Tuesday, June 30, 2015

An Editor Decided If Gladiator Lived or Died

In Rome last summer, while on a tour of the Colosseum, I learned from our guide that in ancient Rome, a person called an "editor" decided if a fallen gladiator would live or die. Basically, this person, not the emperor, would give the thumbs up or down to indicate whether the winning gladiator should spare or take the fallen gladiator's life. 

All week we'd seen actors playing gladiators, men dressed in gauzy red loin cloths and bristly helmets, bare chests exposed (or in the case of one out-of-shape actor, a plastic chest plate to give him 6-pack abs), smoking an e-cigarette, talking on cell phones, leaning shields against small carry-on suitcases the same red as the costume.

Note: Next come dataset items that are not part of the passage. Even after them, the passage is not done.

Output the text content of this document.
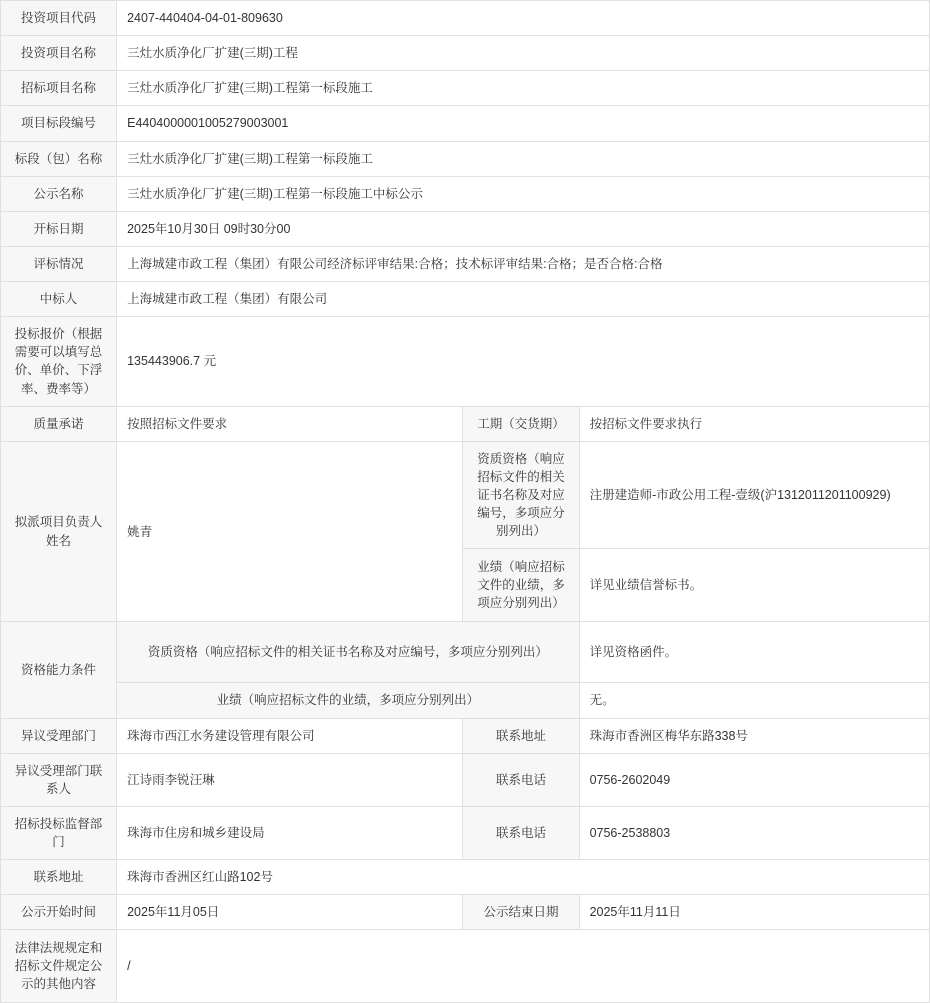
投资项目代码	2407-440404-04-01-809630		
投资项目名称	三灶水质净化厂扩建(三期)工程		
招标项目名称	三灶水质净化厂扩建(三期)工程第一标段施工		
项目标段编号	E4404000001005279003001		
标段（包）名称	三灶水质净化厂扩建(三期)工程第一标段施工		
公示名称	三灶水质净化厂扩建(三期)工程第一标段施工中标公示		
开标日期	2025年10月30日 09时30分00		
评标情况	上海城建市政工程（集团）有限公司经济标评审结果:合格；技术标评审结果:合格；是否合格:合格		
中标人	上海城建市政工程（集团）有限公司		
投标报价（根据需要可以填写总价、单价、下浮率、费率等）	135443906.7 元		
质量承诺	按照招标文件要求	工期（交货期）	按招标文件要求执行
拟派项目负责人姓名	姚青	资质资格（响应招标文件的相关证书名称及对应编号，多项应分别列出）	注册建造师-市政公用工程-壹级(沪1312011201100929)
		业绩（响应招标文件的业绩，多项应分别列出）	详见业绩信誉标书。
资格能力条件	资质资格（响应招标文件的相关证书名称及对应编号，多项应分别列出）		详见资格函件。
	业绩（响应招标文件的业绩，多项应分别列出）		无。
异议受理部门	珠海市西江水务建设管理有限公司	联系地址	珠海市香洲区梅华东路338号
异议受理部门联系人	江诗雨李锐汪琳	联系电话	0756-2602049
招标投标监督部门	珠海市住房和城乡建设局	联系电话	0756-2538803
联系地址	珠海市香洲区红山路102号		
公示开始时间	2025年11月05日	公示结束日期	2025年11月11日
法律法规规定和招标文件规定公示的其他内容	/		
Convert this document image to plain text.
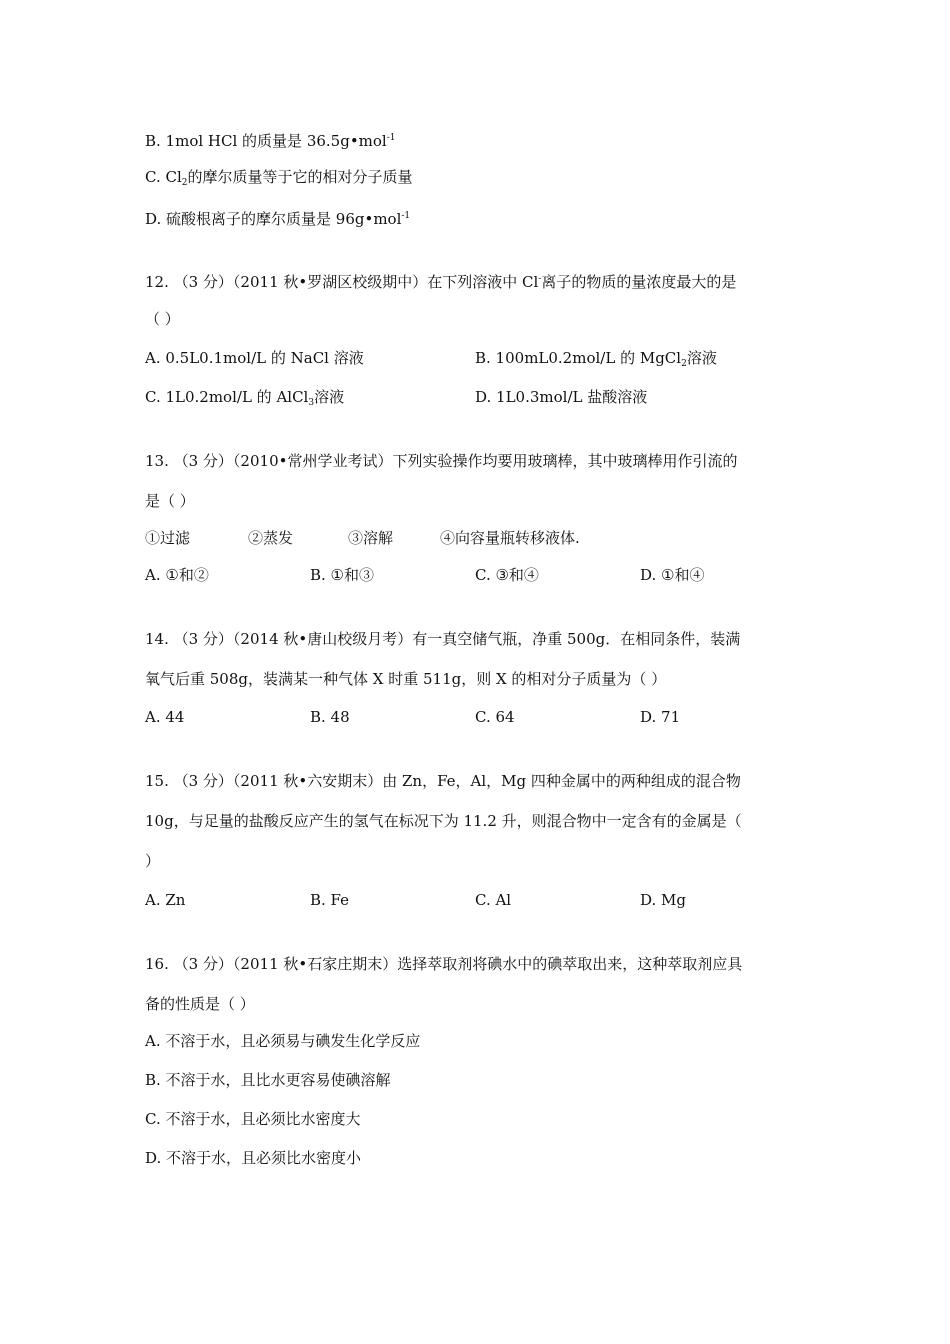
B. 1mol HCl 的质量是 36.5g•mol$^{-1}$
C. $Cl_2$的摩尔质量等于它的相对分子质量
D. 硫酸根离子的摩尔质量是 96g•mol$^{-1}$
12. （3 分）（2011 秋•罗湖区校级期中）在下列溶液中 Cl-离子的物质的量浓度最大的是
（ ）
A. 0.5L0.1mol/L 的 NaCl 溶液	B. 100mL0.2mol/L 的 MgCl$_2$溶液
C. 1L0.2mol/L 的 AlCl$_3$溶液	D. 1L0.3mol/L 盐酸溶液
13. （3 分）（2010•常州学业考试）下列实验操作均要用玻璃棒，其中玻璃棒用作引流的
是（ ）
①过滤	②蒸发	③溶解	④向容量瓶转移液体.
A. ①和②	B. ①和③	C. ③和④	D. ①和④
14. （3 分）（2014 秋•唐山校级月考）有一真空储气瓶，净重 500g．在相同条件，装满
氧气后重 508g，装满某一种气体 X 时重 511g，则 X 的相对分子质量为（ ）
A. 44	B. 48	C. 64	D. 71
15. （3 分）（2011 秋•六安期末）由 Zn，Fe，Al，Mg 四种金属中的两种组成的混合物
10g，与足量的盐酸反应产生的氢气在标况下为 11.2 升，则混合物中一定含有的金属是（
）
A. Zn	B. Fe	C. Al	D. Mg
16. （3 分）（2011 秋•石家庄期末）选择萃取剂将碘水中的碘萃取出来，这种萃取剂应具
备的性质是（ ）
A. 不溶于水，且必须易与碘发生化学反应
B. 不溶于水，且比水更容易使碘溶解
C. 不溶于水，且必须比水密度大
D. 不溶于水，且必须比水密度小
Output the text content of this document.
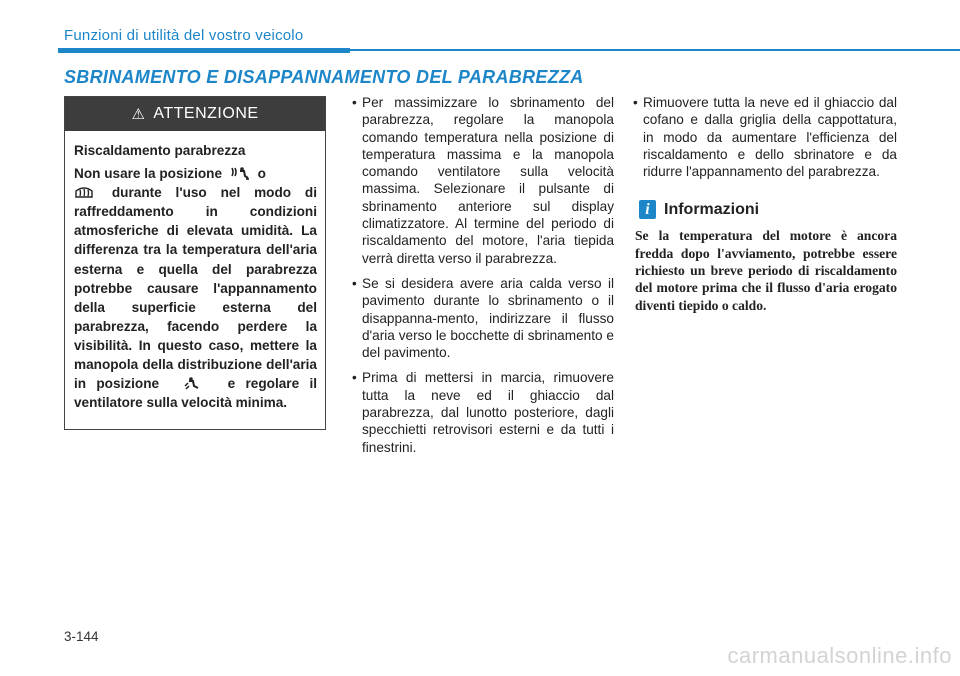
Funzioni di utilità del vostro veicolo
SBRINAMENTO E DISAPPANNAMENTO DEL PARABREZZA
⚠ ATTENZIONE
Riscaldamento parabrezza
Non usare la posizione	o
durante l'uso nel modo di raffreddamento in condizioni atmosferiche di elevata umidità. La differenza tra la temperatura dell'aria esterna e quella del parabrezza potrebbe causare l'appannamento della superficie esterna del parabrezza, facendo perdere la visibilità. In questo caso, mettere la manopola della distribuzione dell'aria in posizione	e regolare il ventilatore sulla velocità minima.
• Per massimizzare lo sbrinamento del parabrezza, regolare la manopola comando temperatura nella posizione di temperatura massima e la manopola comando ventilatore sulla velocità massima. Selezionare il pulsante di sbrinamento anteriore sul display climatizzatore. Al termine del periodo di riscaldamento del motore, l'aria tiepida verrà diretta verso il parabrezza.
• Se si desidera avere aria calda verso il pavimento durante lo sbrinamento o il disappanna-mento, indirizzare il flusso d'aria verso le bocchette di sbrinamento e del pavimento.
• Prima di mettersi in marcia, rimuovere tutta la neve ed il ghiaccio dal parabrezza, dal lunotto posteriore, dagli specchietti retrovisori esterni e da tutti i finestrini.
• Rimuovere tutta la neve ed il ghiaccio dal cofano e dalla griglia della cappottatura, in modo da aumentare l'efficienza del riscaldamento e dello sbrinatore e da ridurre l'appannamento del parabrezza.
i Informazioni
Se la temperatura del motore è ancora fredda dopo l'avviamento, potrebbe essere richiesto un breve periodo di riscaldamento del motore prima che il flusso d'aria erogato diventi tiepido o caldo.
3-144
carmanualsonline.info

When the guide told us of this role for the "editor," my thoughts moved even farther from gladiators, actual or not, to writers. I couldn't stop grinning because for writers submitting work for publication or student writers submitting for a grade, it can feel like a "life or death" decision. At last, the true source of an editor's power...

As I've stayed longer in my writing career, I've been enjoying high-quality interactions with editors. They frequently offer a different perspective on a finished text. Sometimes it's a change of wording, usually the elimination of words, sometimes moving around whole paragraphs. I've been enjoying the email interchanges as we negotiate over the piece, their desired version and my own vision of the text.

I've also grown to know a few journal or press editors in recent years and have watched how hard they work on other people's writing. I've been impressed by the dedication of the graduate-student editors at my university's journal, Soundings East, and the serious consideration behind their "thumbs up" and "thumbs down" verdicts. I like what William Stafford said on this topic--the way he frames the publishing dynamic in so trusting a fashion: "An editor is a friend who helps keep a writer from publishing what should not be published."

At the same time, I often think back on a pin a student I knew wore on his T-shirts in junior high: "Kill Them All and Let God Decide." A disturbing pin on multiple levels, certainly, but somehow in my thinking it has become the mantra, "Write It All and Let Them (Editors) Decide." I often turn to this saying while in the midst of a complicated writing project. It's a firm reminder that my job is to separate the composing process from the editing process for a good stretch of the work. It's my job to experience the creation of the text and let other people do what they will with the eventual final text. While I can make structural, stylistic, or content choices which persuade a future reader, it's truly beyond my control (or any writer's) to dictate their decisions about the text's fate. Leave that job to someone else.